At that time we owned radio and TV stations and movie theaters, even then we had a focus on technology. Back then there weren’t a lot of mainframes; Midco was one of the companies that had one. So even though you have to adjust for time, we were pretty advanced. I was an IT guy. We supported all layers of business.
Did the outlook for cable seem bright?
I think so. Cable was still kind of new then. All the cool kids had cable. And at the time, we didn’t even comprehend the full potential; it was all about video service.
What was your path to becoming CTO?
As a company we’ve always progressed. And that means new things would come up. That’s where I gravitated. So whenever it was, ‘Do you want to stay here and do this, or do you want to try this new thing?’ I chose the new thing. You do that enough times and pretty soon you’re kind of making the new things happen. I guess that’s been my career path: do the new shiny thing and make it work.
What’s one example of a shiny new thing you got to help along?
Somebody had talked about this strange thing called a cable modem. I think we had the first cable modem test in the Midwest. I thought: This sounds interesting; I want to go learn all about this. So I became involved in that initial trial. Back in the day it was a clunky Zenith cable modem. But it worked. This was right at the start of bulletin boards — we had our own dial-up bulletin board — and our thought was, what if we could have a modem that would just stay dialed-up all the time? That’s when we started to see the potential of the cable network. I thought the ‘always-on’ element was bigger than speed, actually. It was funny, because at the time it felt like you were breaking the rules by leaving your modem ‘dialed up.’
What’s happening now with this ‘cable modem thing’?
We’re in the final stages of our gigabit/DOCSIS 3.1 rollout. It’s been really a massive project. From a technology point-of-view, we’re now on the backside of that. We’ve also had a number of acquisitions, so a lot of it is just dealing with volume: volume of Internet usage, volume of products.
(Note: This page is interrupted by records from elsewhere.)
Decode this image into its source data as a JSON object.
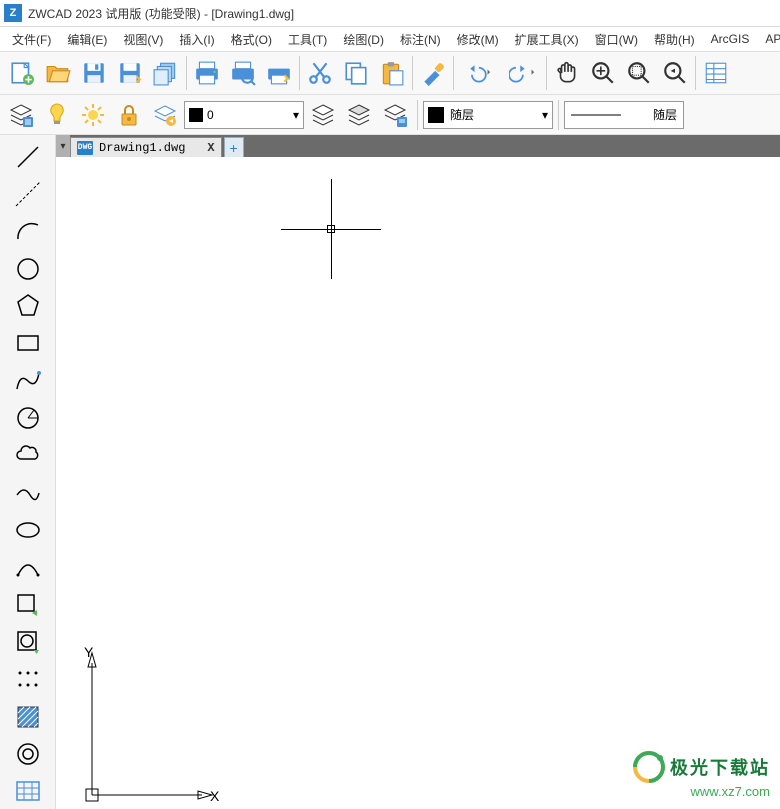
{
  "title": "ZWCAD 2023 试用版 (功能受限) - [Drawing1.dwg]",
  "menu": {
    "file": "文件(F)",
    "edit": "编辑(E)",
    "view": "视图(V)",
    "insert": "插入(I)",
    "format": "格式(O)",
    "tools": "工具(T)",
    "draw": "绘图(D)",
    "dimension": "标注(N)",
    "modify": "修改(M)",
    "ext_tools": "扩展工具(X)",
    "window": "窗口(W)",
    "help": "帮助(H)",
    "arcgis": "ArcGIS",
    "app_plus": "APP+"
  },
  "toolbar_props": {
    "layer_value": "0",
    "color_label": "随层",
    "linetype_label": "随层"
  },
  "tab": {
    "name": "Drawing1.dwg",
    "close": "X",
    "new": "+"
  },
  "ucs": {
    "x_label": "X",
    "y_label": "Y"
  },
  "watermark": {
    "line1": "极光下载站",
    "line2": "www.xz7.com"
  },
  "icons": {
    "new": "new-icon",
    "open": "open-icon",
    "save": "save-icon",
    "saveas": "saveas-icon",
    "batch": "batch-icon",
    "print": "print-icon",
    "preview": "preview-icon",
    "plot": "plot-icon",
    "cut": "cut-icon",
    "copy": "copy-icon",
    "paste": "paste-icon",
    "brush": "brush-icon",
    "undo": "undo-icon",
    "redo": "redo-icon",
    "pan": "pan-icon",
    "zoom": "zoom-icon",
    "zoom2": "zoom-window-icon",
    "zoom3": "zoom-ext-icon",
    "props": "props-icon",
    "layer_mgr": "layer-manager-icon",
    "bulb": "layer-on-icon",
    "freeze": "layer-freeze-icon",
    "lock": "layer-lock-icon",
    "layer_states": "layer-states-icon",
    "layer_prev": "layer-prev-icon",
    "layer_iso": "layer-iso-icon",
    "layer_props": "layer-props-icon"
  }
}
When did you decide to make the leap to gigabit, and why?
Like everybody else, we were in a mode of having to do a lot of network upgrades and node splits, just kind of keeping up with this rapidly increasing demand. It was tiring. So we thought: Wouldn’t it be neat if we could kind of just jump ahead? Skip about eight upgrades and sort of just leap forward. A couple of things happened during that timeframe. One, people started talking about DOCSIS 3.1 at CableLabs. We began to understand this is new technology, and this really scales very well. We thought, this could be possible. The other thing was I started doing some tests regarding network traffic, and we found out that if you increase the bandwidth available to people, utilization doesn’t necessarily go up. In fact, it went down in 85% of our markets, as measured anyway. Because people get in and they get out faster.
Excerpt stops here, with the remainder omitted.